Kalokhe’s lawyer Chomal claims he is no more than small fish. “We suspect that senior Customs officials as well as police officers are involved and Kalokhe is being made a scapegoat,” he says.
***
Since the constable’s arrest, the Mumbai Police top brass has transferred Pravin Chinchalkar, the senior inspector at the Marine Drive police station. The Mumbai Police has also announced it will conduct surprise checks of police stations in south Mumbai.
At the Marine Drive police station and Crime Branch, officers talk about how Kalokhe was “plain unlucky” and that Shashikala’s ties with the police were “no secret”.
A Crime Branch officer talks about how she led them to tainted senior inspector Ashok Dhavale in February 2011. “She informed police that Dhavale was peddling brown sugar, and posed as a decoy customer to help trap him,” a Crime Branch officer says.
A retired inspector who served in the Anti Narcotics Cell in the early 2000s calls Patankar a soft-spoken woman who can be charming with those she wants to impress, but fiercely vindictive towards those who she believes have cheated her. That’s how both Kolakhe and Dhavale fell foul of her, he adds.
“She was very close to Dhavale. They travelled together to factories where brown sugar was produced. Dhavale made a lot of money working with her. But in 2011, it appears, he did not pay her a share of the profits during one particular deal. She tipped off the police,” the retired inspector says.
Mephedrone vs Other drugs
Snorted drugs:
1 kg of meow-meow: Rs 20 lakh
1 kg of heroin: Rs 1 crore
1 kg of cocaine: Rs 40 lakh
Swallowed drugs:
Ecstasy: Rs 1,000-1,500 per tablet
Biggest seizure of mephedrone in Maharashtra, so far, was on March 15, when the Directorate of Revenue Intelligence seized 450 kg from four men on the Mumbai-Pune Expressway.
What is MD?
A mixture of several chemicals and believed to be concocted in small laboratories, mephedrone resembles cocaine but is much cheaper, selling for as little as Rs 150 per gram. The most easily available drug in the city, partly because of its low price, it is the single biggest challenge for the Mumbai Anti Narcotics Cell.
Mumbai’s other known drug lords
* Kamli, 40, was part of a large group that peddled brown sugar in Ballard Estate in South Mumbai in the 1990s. She eluded the police easily, slipping away into the slum’s narrow lanes.
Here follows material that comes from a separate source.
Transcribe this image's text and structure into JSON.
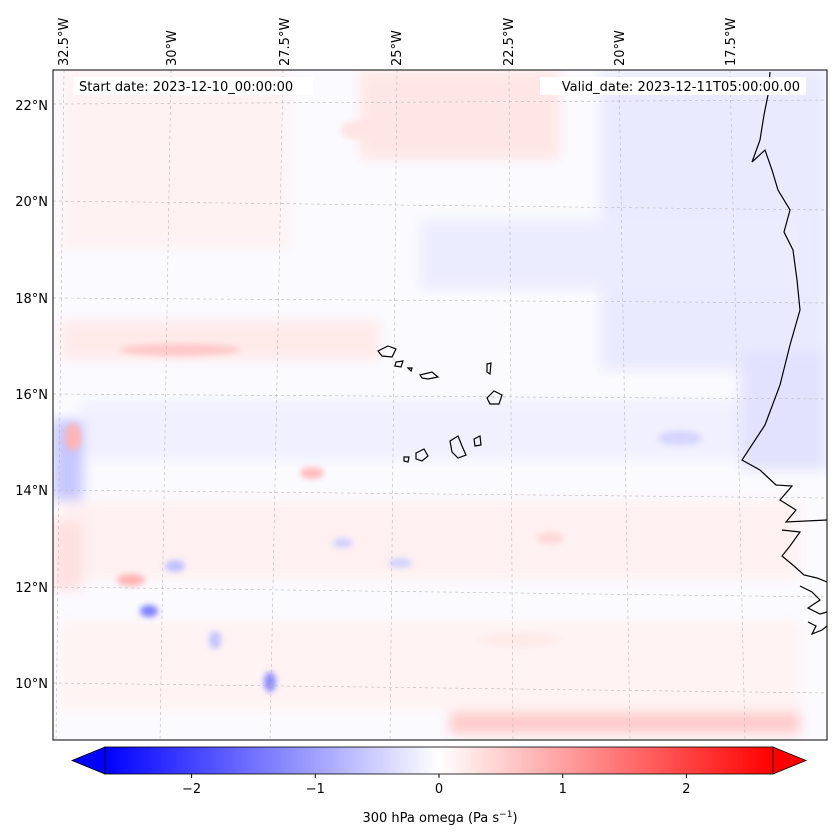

After she died of unknown causes in the late 1990s, her daughter allegedly took over the reins
* Papamani Iyengar was active for several years in the slums of Mumbai’s eastern suburbs. She slept in a different slum each night and managed to escape police till she operated. She is believed to have moved to Tamil Nadu in 1999
* In the 1990s, Bakul Shah was said to have been a prominent peddler of methaqualone (brand name Quaalude in the US and Mandrax in the UK). He allegedly procured the drug from factories in Pune and distributed it widely in Mumbai, apart from exporting overseas. He was convicted in the mid-1990s.
* The strapping Noor Mohammad Pathan alias Nari Khan was the most prominent peddler of brown sugar in Mumbai in the 1990s. An Afghan who moved to India, Pathan was arrested at least seven times, including once with 452 kg of brown sugar. He once escaped from police custody in Mumbai and managed to secure bail from the Supreme Court. He was killed in a police encounter in Vikhroli in 1996.